There is intense interest in investigating how inference time compute (ITC) (e.g. repeated sampling, refinements, etc) can improve large language model (LLM) capabilities. At the same time, recent breakthroughs in reasoning models, such as Deepseek-R1, unlock the opportunity for reinforcement learning to improve LLM reasoning skills. An in-depth understanding of how ITC interacts with reasoning across different models could provide important guidance on how to further advance the LLM frontier. This work conducts a comprehensive analysis of inference-time scaling methods for both reasoning and non-reasoning models on challenging reasoning tasks. Specifically, we focus our research on verifier-free inference time-scaling methods due to its generalizability without needing a reward model. We construct the Pareto frontier of quality and efficiency. We find that non-reasoning models, even with an extremely high inference budget, still fall substantially behind reasoning models. For reasoning models, majority voting proves to be a robust inference strategy, generally competitive or outperforming other more sophisticated ITC methods like best-of-N and sequential revisions, while the additional inference compute offers minimal improvements. We further perform in-depth analyses of the association of key response features (length and linguistic markers) with response quality, with which we can improve the existing ITC methods. We find that correct responses from reasoning models are typically shorter and have fewer hedging and thinking markers (but more discourse markers) than the incorrect responses.

Figures (6)

• Figure 1: The overview of inference-time-compute methods for reasoning and non-reasoning models. Even though inference-time scaling method improves Llama-3.3-70B, it still struggles to beat the R1-distilled version of Llama 70B. However, with very limited compute, non-reasoning model with inference method can be at the pareto front.
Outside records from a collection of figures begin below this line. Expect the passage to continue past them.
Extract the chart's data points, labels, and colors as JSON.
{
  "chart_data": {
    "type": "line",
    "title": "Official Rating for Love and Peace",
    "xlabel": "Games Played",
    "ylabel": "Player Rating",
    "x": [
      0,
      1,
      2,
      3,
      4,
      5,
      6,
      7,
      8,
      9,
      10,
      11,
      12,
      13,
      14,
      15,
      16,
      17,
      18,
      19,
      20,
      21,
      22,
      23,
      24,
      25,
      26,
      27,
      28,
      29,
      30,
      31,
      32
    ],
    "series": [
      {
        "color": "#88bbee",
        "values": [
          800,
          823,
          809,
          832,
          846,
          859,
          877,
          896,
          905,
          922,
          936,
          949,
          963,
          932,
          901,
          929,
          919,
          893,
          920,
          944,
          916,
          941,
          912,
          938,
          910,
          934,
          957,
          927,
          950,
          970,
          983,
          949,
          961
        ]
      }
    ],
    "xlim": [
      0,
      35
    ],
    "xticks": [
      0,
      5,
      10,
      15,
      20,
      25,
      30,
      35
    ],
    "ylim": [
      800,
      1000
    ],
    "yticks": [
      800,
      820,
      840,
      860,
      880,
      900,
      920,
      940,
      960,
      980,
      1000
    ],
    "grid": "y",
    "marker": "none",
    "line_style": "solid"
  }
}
• Figure 2: Performance of various inference-time scaling methods for four models across MATH, AIME and GPQA. For some methods we have multiple eval metrics. For bon (best-of-N approach), we pick the highest scored response. majority topk means we use top k scored resposnes to do majority voting (we always set k as half of total samples). last means we pick the last revisioned sample. chain best majority indicates that we use the best scored sample from each chain and then take majority. Due to high cost of inference, methods like sequential revisions and combined sequential parallel are only sampled once, which may seem volatile when plotted. The results for other models can be found in \ref{['appendix:more_inf_results']}.
• Figure 3: The average response length gap for each model tasks across four tasks. The average response length gap is computed by: 1) calculating mean length difference between correct and incorrect responses within each question and 2) averaging these differences across the entire dataset. LCB_CODEGEN represents the code generation subtask in the LiveCodeBench benchmark.
• Figure 4: Accuracy of responses in different length groups. For each question, we generate 100 samples and then we bin those samples into five bins. Then average accuracy is computed for each bin across the dataset.
• Figure 5: Average gaps between correct and incorrect responses for DeepSeek-R1-Distill-Llama-70B and DeepSeek-R1-Distill-Llama-14B. The average gaps are first computed by using computing the mean difference of thinking token frequency of correct and incorrect responses within one question and then average over the entire dataset. The frequency is weighted by response length. Refer to \ref{['tab:linguistic_markers']} for the definition of different marker categories.